Nach Ansicht der Aktion für vernünftige Energiepolitik Schweiz (AVES) sind die Schätzungen des VSE realistisch. Die rund dreimal tieferen Zahlen des Bundesamtes für Energie seien «aus politischen Gründen eindeutig geschönt» worden, heisst es in einem Communiqué. Um sich ein konkretes Bild über die volkswirtschaftlichen Kosten des Atomausstiegs zu machen, fehle nun allerdings ein Vergleich mit dem (Ersatz-)Bau von einem oder zwei Kernkraftwerken.

Die Schweizerische Energie-Stiftung (SES) findet, der VSE schüre unnötige Ängste mit hohen Kosten und vergesse: «Die Stromzukunft kostet so oder so. Die Frage ist bloss, ob wir in eine veraltete Hochrisikotechnologie investieren oder in erneuerbare Energien und Effizienz», lässt sich SES-Geschäftsleiter Jürg Buri in einem Communiqué zitieren.

Gerne gehe beim VSE vergessen, dass auch neue Atomkraftwerke die Schweizer Volkswirtschaft teuer zu stehen kommen würden.

WWF: «Taugt nicht als Entscheidungsgrundlage»

Hart ins Gericht geht der WWF Schweiz mit den Stromszenarien: «Die VSE-Studie macht unrealistische Annahmen und taugt nicht als Entscheidungsgrundlage», kommentiert Patrick Hofstetter, Leiter Klima und Energie beim WWF Schweiz, in einem Communiqué.

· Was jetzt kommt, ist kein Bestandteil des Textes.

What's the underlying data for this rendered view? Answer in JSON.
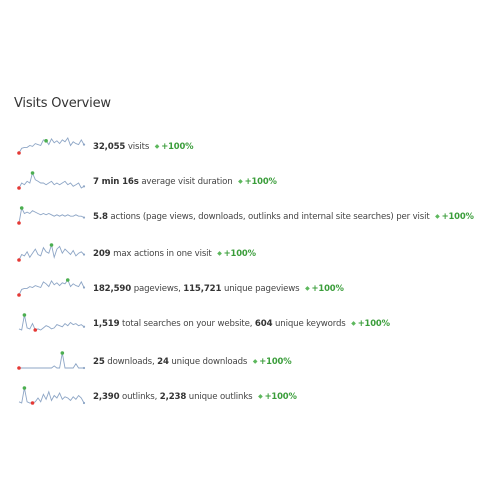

Selbst das fortschrittlichste VSE-Szenario rechne mittelfristig mit einem Solarstrom-Zubau, der sogar noch unter der heutigen, äusserst schwachen Zubaurate liege. Auch die Kostenrechnungen machten misstrauisch, verschätze sich doch die Stromwirtschaft regelmässig schon mit kurzfristigen Prognosen arg.

VSE: Radikal umdenken

Auf dem Weg in eine Stromzukunft ohne AKW gebe es zahlreiche Stolpersteine, sagte VSE-Präsident Kurt Rohrbach. Die Schweiz komme nicht darum herum, sich bis zu einem gewissen Grad zu entscheiden zwischen Naturschutz, Wirtschaftlichkeit, Wohlstand, Autonomie und Klimazielen.

Für Erneuerbare Energie seien immer alle - bis die Umsetzung sie direkt berühre: «Windenergie ja - aber bitte keine Windturbine vor meiner Aussicht. Wasserkraft? Super, aber ganz sicher nicht in Form eines Kleinwasserkraftwerks im Bach meines Naherholungsgebiets. Biogas? Tolle Idee - aber bestimmt nicht in meiner Nachbarschaft.»

Ein Umdenken sei in allen Szenarien Voraussetzung, sagte der VSE-Präsident. «Je anspruchsvoller das Szenario, desto radikaler das nötige Umdenken.» Wer dies nicht akzeptiere, dürfe keinen Umbau des Systems fordern.